518. Alex in Numberland

I’m tutoring a nine year old boy named Alex. He doesn’t have all the skills and knowledge other children his age have, and his parents hope that he’ll catch up with them a little by working with me. I spoke with his mother and two of his teachers to find out what to focus on this summer. We decided that Alex and I should focus on reading, writing, and times tables.
So we’re creating a book called “Alex in Numberland.” Sometimes Alex sits at my computer and types while I help him spell words he doesn’t know. I miss no opportunity to let him know I enjoy the ideas he comes up with. Some of his ideas don’t work as well as others, and I have his permission to make changes in the story, as long as I explain my changes to his satisfaction. So we are co- authors.
In the story, Alex starts out by getting sucked into his mirror (his idea – he must know about Through the Looking Glass). He finds himself in a place where all people have numbers instead of names. For example, Alex is #5, and I am #7 (He put me in the story, too). About an hour after our first session, I decided that Alex could learn the times tables through the story. For example, a man named 99 is giving away Reese’s Peanut Butter Cups, which Alex doesn’t like, and Alex, too shy to turn down the man’s offer, has to decide whether to accept 3 x 3, 3 x 4, or 3 x 5 peanut butter cups. He chooses 3 x 3, which, he assures me, is nine. He also figures out and tells me that he has turned down 12 and 15.

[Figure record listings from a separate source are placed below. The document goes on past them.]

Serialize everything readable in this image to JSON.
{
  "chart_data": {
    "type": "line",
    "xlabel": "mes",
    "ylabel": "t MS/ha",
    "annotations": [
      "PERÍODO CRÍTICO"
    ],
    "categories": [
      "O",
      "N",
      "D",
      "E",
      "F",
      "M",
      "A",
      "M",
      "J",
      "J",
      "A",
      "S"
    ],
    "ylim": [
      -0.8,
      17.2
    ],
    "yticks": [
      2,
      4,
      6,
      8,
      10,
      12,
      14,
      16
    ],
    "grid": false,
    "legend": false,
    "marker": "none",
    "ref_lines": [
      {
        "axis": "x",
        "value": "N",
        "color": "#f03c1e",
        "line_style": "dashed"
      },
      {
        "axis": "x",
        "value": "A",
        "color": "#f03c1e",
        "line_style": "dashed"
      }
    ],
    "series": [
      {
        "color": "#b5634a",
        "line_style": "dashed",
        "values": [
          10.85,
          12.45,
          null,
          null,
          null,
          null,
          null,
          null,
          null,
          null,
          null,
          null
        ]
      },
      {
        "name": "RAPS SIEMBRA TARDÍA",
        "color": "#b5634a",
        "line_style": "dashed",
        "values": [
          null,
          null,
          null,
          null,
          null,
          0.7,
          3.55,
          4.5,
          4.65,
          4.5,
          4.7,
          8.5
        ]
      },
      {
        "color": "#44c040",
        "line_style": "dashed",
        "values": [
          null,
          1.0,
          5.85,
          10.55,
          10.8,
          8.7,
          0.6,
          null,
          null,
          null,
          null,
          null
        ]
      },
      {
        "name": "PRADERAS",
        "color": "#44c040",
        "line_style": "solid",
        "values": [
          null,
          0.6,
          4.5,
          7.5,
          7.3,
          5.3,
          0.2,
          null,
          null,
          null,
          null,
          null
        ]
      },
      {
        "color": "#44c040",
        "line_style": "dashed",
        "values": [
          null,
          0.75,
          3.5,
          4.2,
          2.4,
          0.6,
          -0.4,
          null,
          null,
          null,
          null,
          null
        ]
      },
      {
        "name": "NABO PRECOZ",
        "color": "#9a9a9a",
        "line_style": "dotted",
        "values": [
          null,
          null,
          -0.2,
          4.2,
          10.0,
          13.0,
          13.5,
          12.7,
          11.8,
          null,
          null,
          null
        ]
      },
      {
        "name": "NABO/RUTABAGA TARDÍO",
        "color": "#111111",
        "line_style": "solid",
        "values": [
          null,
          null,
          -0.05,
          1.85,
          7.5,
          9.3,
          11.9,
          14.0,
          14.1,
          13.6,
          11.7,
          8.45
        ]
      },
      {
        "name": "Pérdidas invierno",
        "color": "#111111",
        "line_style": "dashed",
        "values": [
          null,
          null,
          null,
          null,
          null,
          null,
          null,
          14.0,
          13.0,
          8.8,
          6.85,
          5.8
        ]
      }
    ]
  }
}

Alex and I are having fun. Because he evaluates (and usually accepts) my editing, he’s learning about the writing process. As far as spelling, I sneak in attempts to get him to sound out words. He reads what he writes, and with his permission, I add my own ideas to the story, which he also reads. We’ll keep putting math problems into the story, which he thinks was his idea, and I think was mine. But let’s say it was his.
I consider the fun and my voiced appreciation of his thinking and learning the most important part of what’s going on. The actual reading, writing, and ‘rithmetic are incidental. In school, those subjects are often emphasized in a way that isn’t fun, and is detrimental to children’s self-esteem. Teachers tend to judge themselves and children using the “three R’s” as criteria. Children do, too. And incidentally, I think children have more difficulty with the “three R’s” when those “basics” are treated with that kind of obsession.
Tutoring, in some ways, is teaching at its best. Alex and I are two friends creating a book together. We laugh a lot, and though I may use a few tricks to keep him on task and get him to be more ready for the challenges of fourth grade, that’s not what our sessions are mainly about. School offers some things I don’t offer, such as other children and a wider variety of exciting materials. But I think these tutoring sessions are more like education than some of what happens in school.